`clear`ing a dynamic array

Jonathan M Davis via Digitalmars-d-learn digitalmars-d-learn at puremagic.com
Sun Oct 25 17:33:19 PDT 2015


On Sunday, October 25, 2015 17:15:50 Shriramana Sharma via Digitalmars-d-learn wrote:
> Jonathan M Davis via Digitalmars-d-learn wrote:
>
> > Appender really isn't intended to be used as a
> > container - just as a way to make appending more efficient or to have an
> > output range which is an array
>
> I get the part about Appender helping to make an output range of a regular
> array, but I'm not sure how it is supposed to make appending "more
> efficient". I just had a look at the std.array code for appender and
> couldn't figure what was so special – obviously it's my limited knowledge.

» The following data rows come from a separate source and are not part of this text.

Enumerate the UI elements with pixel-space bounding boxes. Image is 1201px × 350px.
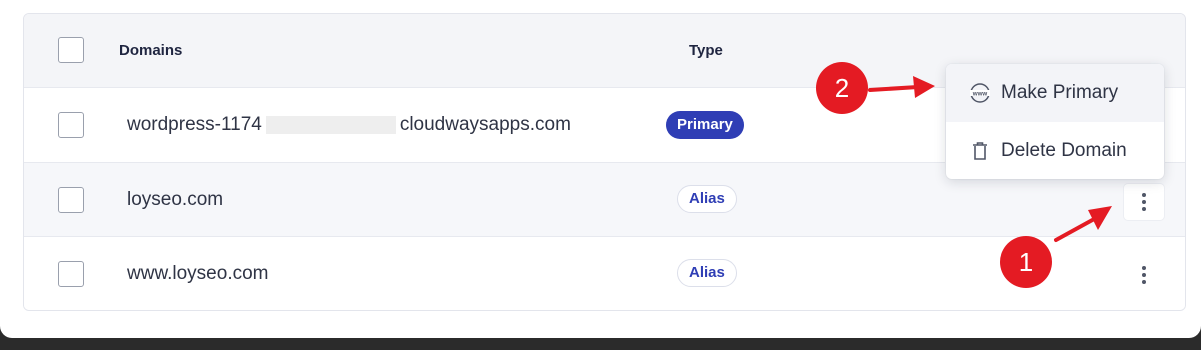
make-primary-menu-item[interactable]: www Make Primary [946, 64, 1164, 122]
arrow-to-actions-button [1054, 206, 1112, 242]
trash-icon [969, 140, 991, 162]
row-checkbox[interactable] [58, 187, 84, 213]
domain-name: loyseo.com [127, 189, 224, 210]
row-checkbox[interactable] [58, 112, 84, 138]
row-actions-menu: www Make Primary Delete Domain [946, 64, 1164, 179]
type-column-header: Type [689, 42, 723, 59]
domains-column-header: Domains [119, 42, 183, 59]
step-marker-2: 2 [816, 62, 868, 114]
domain-prefix: wordpress-1174 [127, 114, 262, 135]
domain-name: www.loyseo.com [127, 263, 269, 284]
primary-badge: Primary [666, 111, 744, 139]
domain-suffix: cloudwaysapps.com [399, 114, 571, 135]
delete-domain-menu-item[interactable]: Delete Domain [946, 122, 1164, 179]
row-actions-button[interactable] [1124, 184, 1164, 220]
kebab-dot [1142, 266, 1146, 270]
kebab-dot [1142, 207, 1146, 211]
kebab-dot [1142, 200, 1146, 204]
select-all-checkbox[interactable] [58, 37, 84, 63]
step-marker-1: 1 [1000, 236, 1052, 288]
row-checkbox[interactable] [58, 261, 84, 287]
delete-domain-label: Delete Domain [1001, 140, 1127, 161]
domains-card: Domains Type wordpress-1174 cloudwaysapps… [0, 0, 1201, 338]
domain-name: wordpress-1174 cloudwaysapps.com [127, 114, 571, 136]
redacted-block [265, 115, 396, 134]
kebab-dot [1142, 273, 1146, 277]
row-actions-button[interactable] [1124, 257, 1164, 293]
svg-text:www: www [972, 90, 988, 97]
www-globe-icon: www [969, 82, 991, 104]
kebab-dot [1142, 193, 1146, 197]
make-primary-label: Make Primary [1001, 82, 1119, 103]
kebab-dot [1142, 280, 1146, 284]
alias-badge: Alias [677, 259, 737, 287]
alias-badge: Alias [677, 185, 737, 213]
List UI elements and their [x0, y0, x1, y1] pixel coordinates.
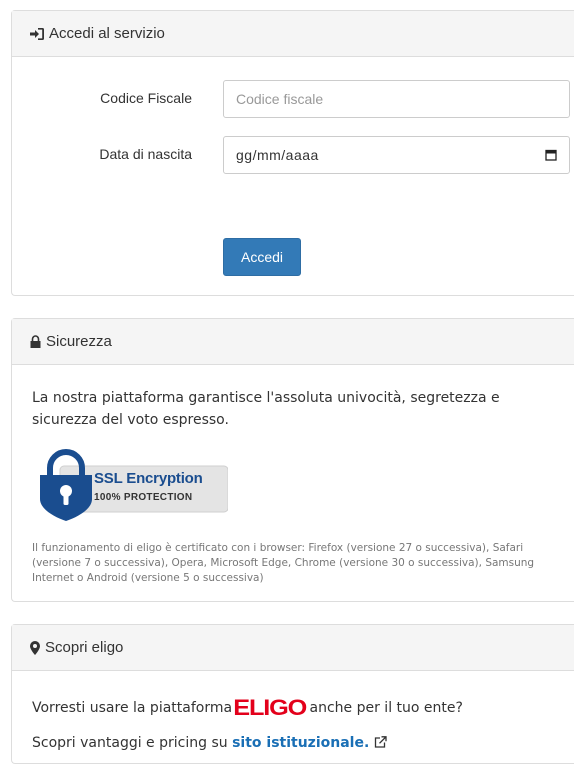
discover-line1-suffix: anche per il tuo ente?: [309, 700, 463, 716]
fiscal-code-placeholder: Codice fiscale: [236, 91, 324, 107]
fiscal-code-input[interactable]: Codice fiscale: [223, 80, 570, 118]
security-description: La nostra piattaforma garantisce l'assol…: [32, 390, 500, 428]
birth-date-placeholder: gg/mm/aaaa: [236, 147, 319, 163]
login-submit-button[interactable]: Accedi: [223, 238, 301, 276]
ssl-badge-title: SSL Encryption: [94, 470, 203, 487]
login-panel-heading: Accedi al servizio: [12, 11, 574, 57]
discover-line-2: Scopri vantaggi e pricing su sito istitu…: [32, 732, 562, 754]
security-panel-heading: Sicurezza: [12, 319, 574, 365]
institutional-site-link[interactable]: sito istituzionale.: [232, 735, 369, 751]
birth-date-input[interactable]: gg/mm/aaaa: [223, 136, 570, 174]
lock-icon: [30, 335, 41, 348]
external-link-icon[interactable]: [374, 736, 387, 748]
security-panel: Sicurezza La nostra piattaforma garantis…: [11, 318, 574, 602]
calendar-icon[interactable]: [545, 149, 557, 161]
discover-panel: Scopri eligo Vorresti usare la piattafor…: [11, 624, 574, 764]
discover-line1-prefix: Vorresti usare la piattaforma: [32, 700, 233, 716]
login-panel: Accedi al servizio Codice Fiscale Codice…: [11, 10, 574, 296]
fiscal-code-label: Codice Fiscale: [100, 90, 192, 106]
discover-line-1: Vorresti usare la piattaformaELIGO anche …: [32, 697, 562, 719]
sign-in-icon: [30, 27, 44, 40]
discover-panel-heading: Scopri eligo: [12, 625, 574, 671]
eligo-logo: ELIGO: [233, 695, 307, 720]
discover-title: Scopri eligo: [45, 639, 124, 656]
browsers-note: Il funzionamento di eligo è certificato …: [32, 542, 535, 584]
security-title: Sicurezza: [46, 333, 112, 350]
map-marker-icon: [30, 640, 40, 655]
login-title: Accedi al servizio: [49, 25, 165, 42]
ssl-badge-subtitle: 100% PROTECTION: [94, 492, 193, 503]
discover-line2-prefix: Scopri vantaggi e pricing su: [32, 735, 228, 751]
birth-date-label: Data di nascita: [99, 146, 192, 162]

There is bookkeeping in the GC involved with appending to a dynamic array
(e.g. it has to look up whether there is room to grow into the buffer that
backs the dynamic array or even whether the dynamic array is even backed by
a GC-allocated buffer at all). Appender takes advantage of the fact that
it's designed specifically for appending and keeps track of certain things
on its own, bypassing a lot of what ~= normally does in an effort to make
the specific use case of appending a bunch of times in a row efficient. So,
it bypasses a lot of the checks that ~= is normally forced to do, but the
result is that it's really just for constructing an array up front, whereas
~= can be used whenever, and I'm not sure that Appender even works correctly
if you do something like get the array from it and start operating on it
separately from the Appender and then continue to use the Appender. Really,
you're supposed to use it to fill the array with its initial values, get the
array out of the Appender, and then stop using the Appender.